HONG KONG, June 26 (Reuters) - Reduced bank liquidity in China’s onshore loan market is pushing up loan pricing as the country’s banks try to curb lending after last week’s credit crunch in the interbank market and stock market slump, loan bankers said on Wednesday.
Some Chinese state-owned and commercial banks have already asked borrowers to increase the interest margins of existing loans or renegotiate the margins on deals in the pipeline after the People’s Bank of China (PBOC) said that the onus was on lenders to better manage their balance sheets.
“We will temporarily increase pricing of loans that haven’t been drawn or fully drawn yet. It applies to all clients,” a Beijing-based banker at a Chinese commercial bank said.
The policy change could push more Chinese companies into borrowing in the offshore loan market to access cheaper and more readily available funds, bankers said.
It could also affect Chinese banks’ appetite for and ability to participate in syndicated loans for Asian companies.
China’s money markets spiked last week after authorities allowed cash market conditions to tighten.
The average overnight Shanghai Interbank Offered Rate (SHIBOR), the average interbank lending rate offered by 18 Chinese commercial banks, rose to 13.4 percent last Thursday, while the one-week repo rate in China’s money market climbed to 11.2 percent, the highest in 10 years.
One of China’s “big four” state-owned banks - Agricultural Bank of China, Bank of China, China Construction Bank and Industrial & Commercial Bank of China - issued an internal note asking for higher margins on loans that had not been drawn yet immediately after last week’s cash crunch, a Shanghai-based source at the bank.
Another major Chinese commercial bank asked all branches to only allow borrowers that agree to increase loan margins to 130-140 percent of the PBOC rate to draw funds in a video conference late last week, a source at the bank’s Beijing branch said, a move which could cut smaller companies out of the market.
“Bigger companies need more funds and tend to agree with it, but the smaller ones will not draw funds at this time because they can’t afford it,” the Beijing-based commercial banker said.
Another loan banker at a city commercial bank said that the bank is only able to release funds to borrowers that pay more than 100 percent of the PBOC rate.
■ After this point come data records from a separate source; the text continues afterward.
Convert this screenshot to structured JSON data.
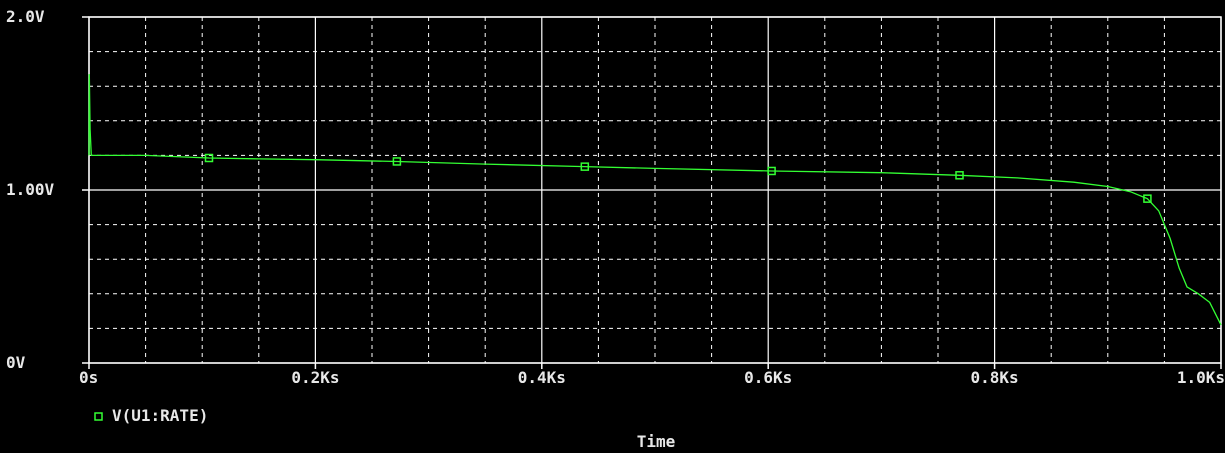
{
  "chart_data": {
    "type": "line",
    "title": "",
    "xlabel": "Time",
    "ylabel": "",
    "xlim": [
      0,
      1000
    ],
    "ylim": [
      0,
      2
    ],
    "x_ticks": [
      {
        "value": 0,
        "label": "0s"
      },
      {
        "value": 200,
        "label": "0.2Ks"
      },
      {
        "value": 400,
        "label": "0.4Ks"
      },
      {
        "value": 600,
        "label": "0.6Ks"
      },
      {
        "value": 800,
        "label": "0.8Ks"
      },
      {
        "value": 1000,
        "label": "1.0Ks"
      }
    ],
    "y_ticks": [
      {
        "value": 0,
        "label": "0V"
      },
      {
        "value": 1,
        "label": "1.00V"
      },
      {
        "value": 2,
        "label": "2.0V"
      }
    ],
    "grid": true,
    "legend_position": "bottom-left",
    "colors": {
      "background": "#000000",
      "grid": "#ffffff",
      "series": "#33ff33",
      "text": "#e8e8e8"
    },
    "series": [
      {
        "name": "V(U1:RATE)",
        "marker": "square",
        "markers_at": [
          106,
          272,
          438,
          603,
          769,
          935
        ],
        "x": [
          0,
          0.3,
          1,
          2,
          10,
          50,
          106,
          150,
          200,
          272,
          350,
          438,
          500,
          603,
          700,
          769,
          820,
          870,
          900,
          920,
          935,
          945,
          955,
          963,
          970,
          980,
          990,
          1000
        ],
        "y": [
          1.2,
          1.67,
          1.35,
          1.2,
          1.2,
          1.2,
          1.185,
          1.18,
          1.175,
          1.165,
          1.15,
          1.135,
          1.125,
          1.11,
          1.1,
          1.085,
          1.07,
          1.045,
          1.02,
          0.99,
          0.95,
          0.88,
          0.72,
          0.55,
          0.44,
          0.4,
          0.35,
          0.22
        ]
      }
    ]
  }
}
Bankers said that it is common practise for Chinese banks to prioritise deals with higher returns in times of reduced liquidity and that the increase in pricing is likely to be temporary until market conditions readjust.
“When liquidity is tight in the market, banks always give priority to those who pay higher margins,” the source said. “This is when banks gain more bargaining power.”
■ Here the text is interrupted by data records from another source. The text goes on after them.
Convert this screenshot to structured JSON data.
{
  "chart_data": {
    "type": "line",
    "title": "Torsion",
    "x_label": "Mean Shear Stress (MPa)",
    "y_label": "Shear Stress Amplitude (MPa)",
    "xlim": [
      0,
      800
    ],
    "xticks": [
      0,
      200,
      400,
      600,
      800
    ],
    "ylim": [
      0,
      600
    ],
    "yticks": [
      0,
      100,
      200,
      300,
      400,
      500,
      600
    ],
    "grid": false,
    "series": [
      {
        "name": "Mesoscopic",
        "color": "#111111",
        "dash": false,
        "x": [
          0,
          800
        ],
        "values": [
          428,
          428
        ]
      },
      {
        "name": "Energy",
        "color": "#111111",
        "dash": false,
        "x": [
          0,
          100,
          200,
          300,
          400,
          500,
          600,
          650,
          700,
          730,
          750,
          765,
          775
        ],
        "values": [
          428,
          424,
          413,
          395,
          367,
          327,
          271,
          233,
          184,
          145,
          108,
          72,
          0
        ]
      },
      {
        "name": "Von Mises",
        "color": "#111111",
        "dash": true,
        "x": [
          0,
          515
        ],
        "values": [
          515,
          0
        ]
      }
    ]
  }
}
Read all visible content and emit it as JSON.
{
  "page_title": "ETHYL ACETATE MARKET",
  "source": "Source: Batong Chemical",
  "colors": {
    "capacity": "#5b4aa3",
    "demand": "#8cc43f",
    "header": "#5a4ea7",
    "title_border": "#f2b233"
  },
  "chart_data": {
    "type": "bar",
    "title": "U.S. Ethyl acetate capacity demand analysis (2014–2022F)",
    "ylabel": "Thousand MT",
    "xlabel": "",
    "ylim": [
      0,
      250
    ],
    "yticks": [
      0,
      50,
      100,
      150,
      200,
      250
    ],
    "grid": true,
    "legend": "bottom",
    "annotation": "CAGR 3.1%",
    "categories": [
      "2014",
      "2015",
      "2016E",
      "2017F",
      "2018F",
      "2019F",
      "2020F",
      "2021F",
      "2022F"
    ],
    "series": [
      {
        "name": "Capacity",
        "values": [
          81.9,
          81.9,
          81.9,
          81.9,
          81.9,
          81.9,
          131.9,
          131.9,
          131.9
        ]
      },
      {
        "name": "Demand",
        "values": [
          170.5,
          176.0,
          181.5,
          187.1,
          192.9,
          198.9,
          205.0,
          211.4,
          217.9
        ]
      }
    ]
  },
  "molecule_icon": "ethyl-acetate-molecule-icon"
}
The change in policy means that small and mid-sized banks are likely to restrict lending and banks trying to limit credit will prioritise lending to companies with strong credit profiles over riskier firms, Moody’s said in a report on June 24.
Money market fluctuations could also temporarily hit some foreign banks’ ability to lend as they rely on China’s interbank market for renminbi liquidity.
Toyota Motor Finance (China) Co Ltd recently postponed the drawdown date on its 1 billion renminbi dual-tranche revolving credit to early July from the end of June, sources said, adding that the delay could have been a result of banks’ tightened liquidity.